Mahkemece, kapı numarasının tespit edilmesi yönündeki talep dava konusu edildiğinden, bu hususun esastan değil, değişik işten görülebileceği gerekçesiyle talebin reddine, tahliye emrinin iptali talebi yönünden ise mahkemenin görevsizliğine karar verilmiş, hüküm davacı ... vekili tarafından temyiz edilmiştir.
Hükmün temyizi üzerine, Dairemizin 06/12/2017gün ve 2017/4132 E.- 2017/10243 K.sayılı ilamı ile, “634 sayılı Kat Mülkiyeti Kanununun Ek- 1. maddesinde, bu Kanunun uygulanmasından doğacak her türlü anlaşmazlığın sulh hukuk mahkemesinde çözümleneceği hükme bağlanmıştır. Dava Kat Mülkiyeti Kanunu uyarınca bağımsız bölümün ana taşınmazın mimari projesine uygun olarak tahsis edilip edilmediğine yönelik olup, projede ve taşınmazda 29 numaralı bağımsız bölümün fiiliyatta mevcut olup olmadığının tespiti ve bu konuda 25 numaralı dairenin tahliye emrinin iptaline yönelik olup, Kat Mülkiyeti Kanununa tabidir.

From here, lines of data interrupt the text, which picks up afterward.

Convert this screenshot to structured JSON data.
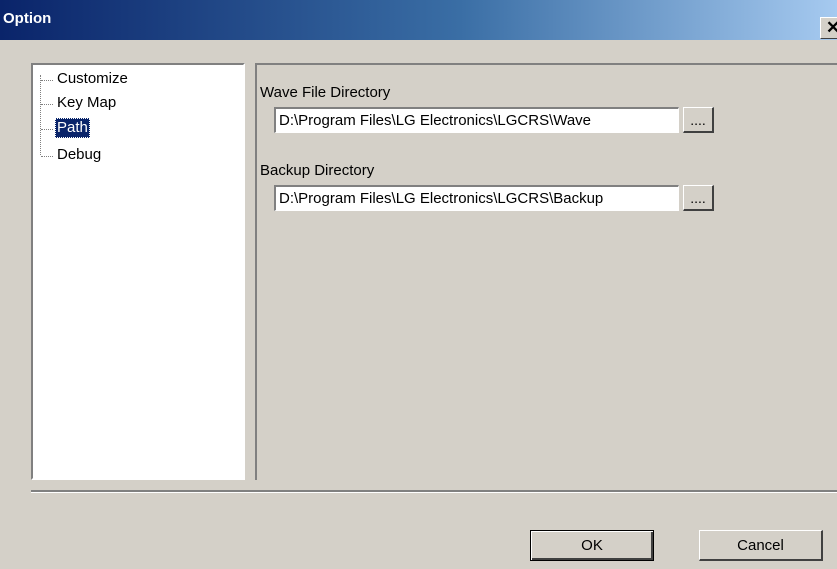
{
  "window": {
    "title": "Option",
    "close_glyph": "✕",
    "close_icon_name": "close-icon"
  },
  "tree": {
    "items": [
      {
        "label": "Customize",
        "selected": false
      },
      {
        "label": "Key Map",
        "selected": false
      },
      {
        "label": "Path",
        "selected": true
      },
      {
        "label": "Debug",
        "selected": false
      }
    ]
  },
  "path_page": {
    "wave_label": "Wave File Directory",
    "wave_value": "D:\\Program Files\\LG Electronics\\LGCRS\\Wave",
    "backup_label": "Backup Directory",
    "backup_value": "D:\\Program Files\\LG Electronics\\LGCRS\\Backup",
    "browse_label": "...."
  },
  "buttons": {
    "ok": "OK",
    "cancel": "Cancel"
  },
  "colors": {
    "titlebar_start": "#0a246a",
    "titlebar_end": "#a6caf0",
    "face": "#d4d0c8",
    "selection": "#0a246a"
  }
}
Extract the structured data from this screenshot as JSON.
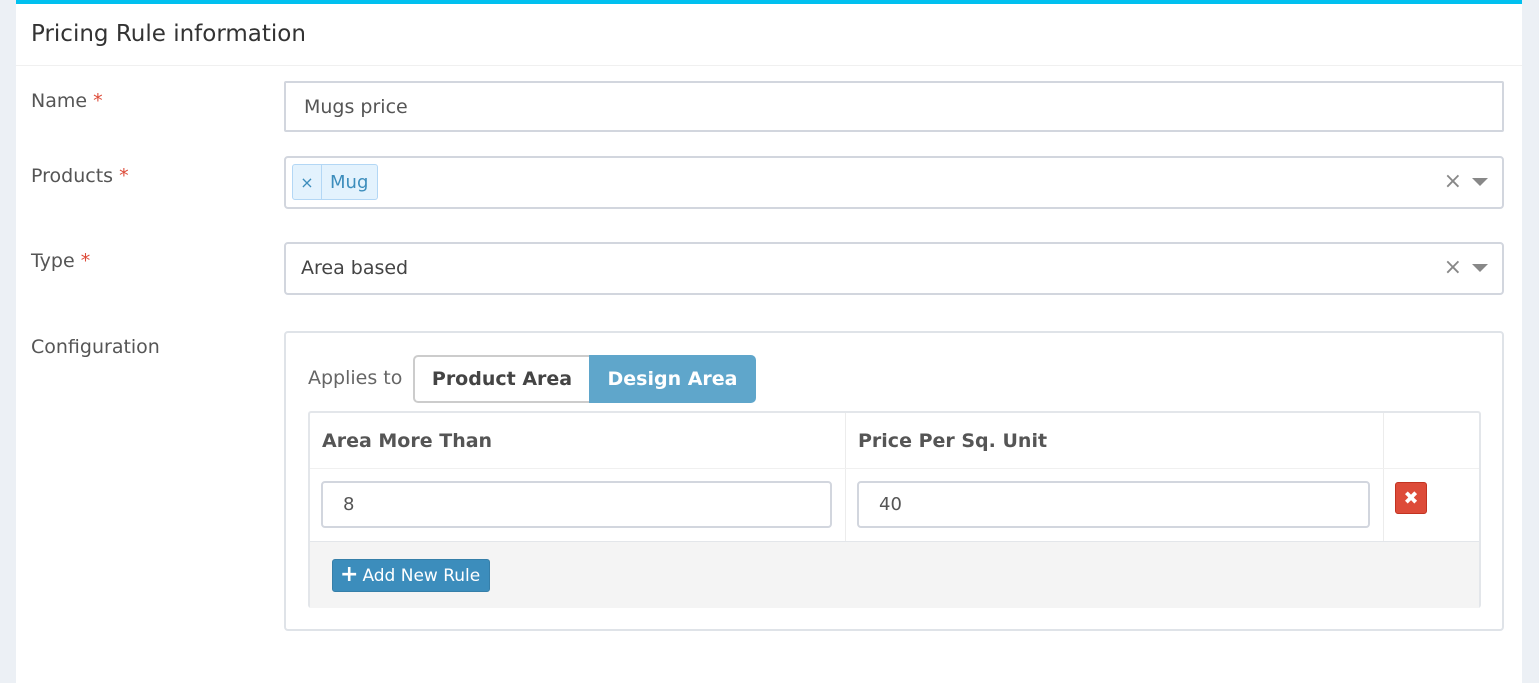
{
  "panel": {
    "title": "Pricing Rule information"
  },
  "form": {
    "required_marker": "*",
    "name": {
      "label": "Name",
      "value": "Mugs price"
    },
    "products": {
      "label": "Products",
      "tags": [
        {
          "label": "Mug",
          "remove": "×"
        }
      ],
      "clear": "×"
    },
    "type": {
      "label": "Type",
      "value": "Area based",
      "clear": "×"
    },
    "configuration": {
      "label": "Configuration",
      "applies_to_label": "Applies to",
      "options": [
        {
          "label": "Product Area",
          "selected": false
        },
        {
          "label": "Design Area",
          "selected": true
        }
      ],
      "table": {
        "columns": [
          "Area More Than",
          "Price Per Sq. Unit"
        ],
        "rows": [
          {
            "area_more_than": "8",
            "price_per_sq_unit": "40",
            "delete": "✖"
          }
        ]
      },
      "add_rule_label": "Add New Rule",
      "add_rule_icon": "+"
    }
  },
  "colors": {
    "accent_top": "#00c0ef",
    "selected_button": "#5fa6cb",
    "primary_button": "#3c8dbc",
    "danger": "#dd4b39"
  }
}
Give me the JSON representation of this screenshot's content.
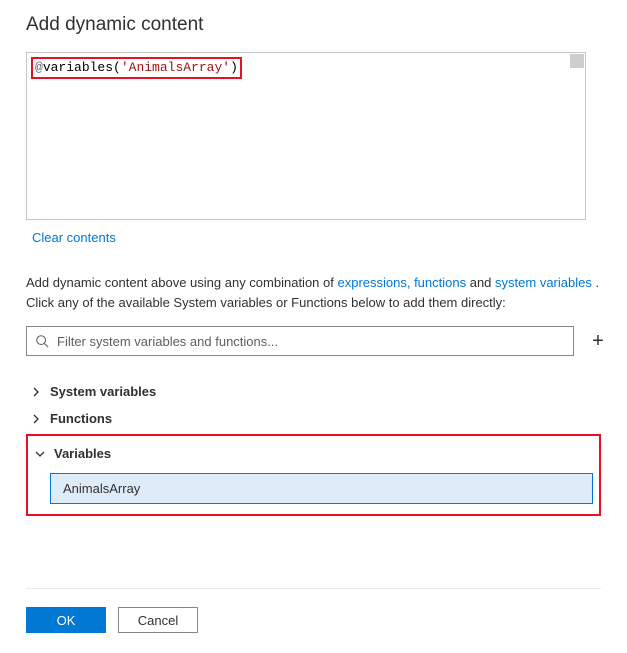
{
  "title": "Add dynamic content",
  "expression": {
    "prefix": "@",
    "fn": "variables",
    "openParen": "(",
    "argQuoted": "'AnimalsArray'",
    "closeParen": ")"
  },
  "clear_label": "Clear contents",
  "hint": {
    "t0": "Add dynamic content above using any combination of ",
    "l0": "expressions, functions",
    "t1": " and ",
    "l1": "system variables",
    "t2": " . Click any of the available System variables or Functions below to add them directly:"
  },
  "filter": {
    "placeholder": "Filter system variables and functions..."
  },
  "plus_label": "+",
  "sections": {
    "system_variables": {
      "label": "System variables",
      "expanded": false
    },
    "functions": {
      "label": "Functions",
      "expanded": false
    },
    "variables": {
      "label": "Variables",
      "expanded": true,
      "items": [
        "AnimalsArray"
      ]
    }
  },
  "buttons": {
    "ok": "OK",
    "cancel": "Cancel"
  }
}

Somut olayda, bağımsız bölümlerin numaralarının onaylı mimari projeye aykırı olarak tapuda farklı yazıldığı iddia edildiğine göre, davacının hukuki yararı bulunmakta olup mahkemece, tarafların iddia ve savunmalarının mimari proje, yönetim planı ve Kat Mülkiyeti
Kanunu hükümleri gereğince incelenerek uzman bilirkişiden hüküm kurmaya elverişli rapor aldırılarak, sonuca göre karar verilmesi gerekirken, değişik gerekçelerle yazılı şekilde hüküm tesisi isabetsiz” olduğu gerekçesi ile hükmün bozulmasına karar verilmiştir.
Mahkemece bozma ilamına uyularak yapılan yargılamada, “Davacının tespit ve tahliye emrinin iptali taleplerinin ayrı ayrı reddine” karar verilmiştir. Hüküm, davacı vekili tarafından temyiz edilmiştir.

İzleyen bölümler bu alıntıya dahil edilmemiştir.